Where I’m Eating: Harth
Harth is one of those places I would never venture to without someone else’s recommendation. Tucked inside the Hilton McLean Tysons Corner, H?rth was going to have to have good food for me to return. The trek to this dining destination is real for city dwellers. I can gladly report the newly appointed Executive Chef, Luc Dendievel, has some tricks up his sleeves to keep guests coming back. Chef Dendievel brings his culinary talents from the Willard Intercontinental in D.C. After spending years managing the culinary and beverage program at Café du Parc, Chef Dendievel has settled into Harth with some new ideas for the Tysons Corner restaurant.
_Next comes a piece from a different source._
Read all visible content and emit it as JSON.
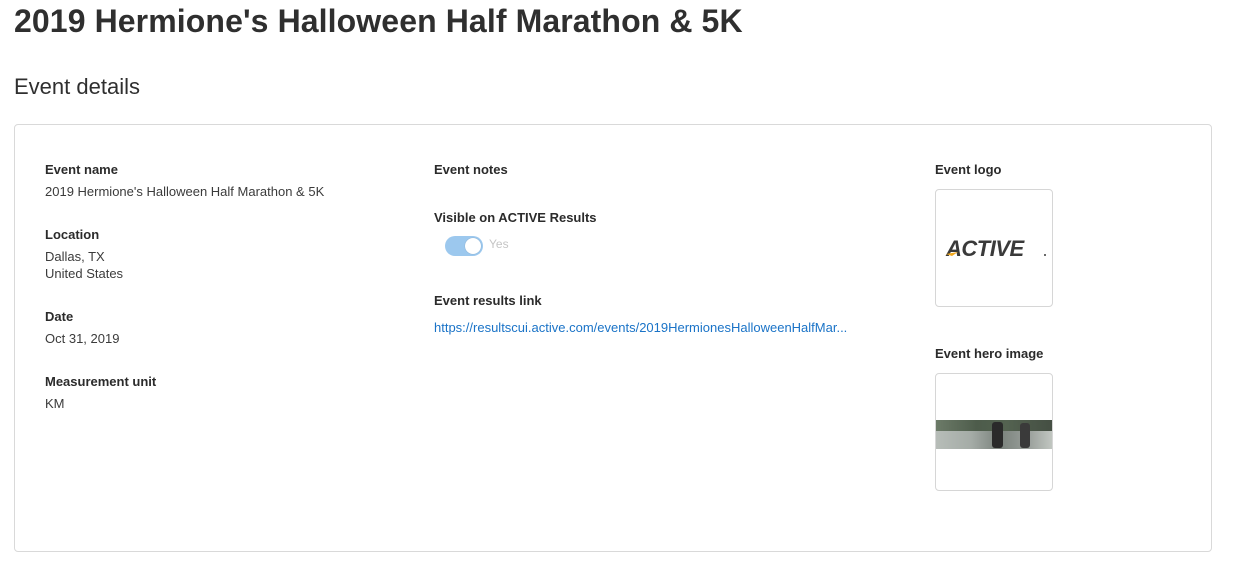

Chef Dendievel begins his culinary journey at Harth with a spin on some of my favorites: Ancho Chilie BBQ Shrimp and Grits and cured pork belly. The shrimp and grits are the star of the show on the new menu where the grits manage to walk that thin line between thick and creamy. The shrimp actually sit properly on top of their throne because the grits are not a floating bowl of soup (*lots of places in the District fail at this dish because of this very thing.). The roasted celeriac soup is not to be missed especially if you can appreciate the aroma and taste of fresh celery. Because much of the menu is based on seasonal ingredients, I suggest moving to dessert to see how the restaurant experimented with the flavor of the moment. Apples were in on my visit and the apple tart was difficult to put down with its flaky crust and side kick of vanilla ice cream.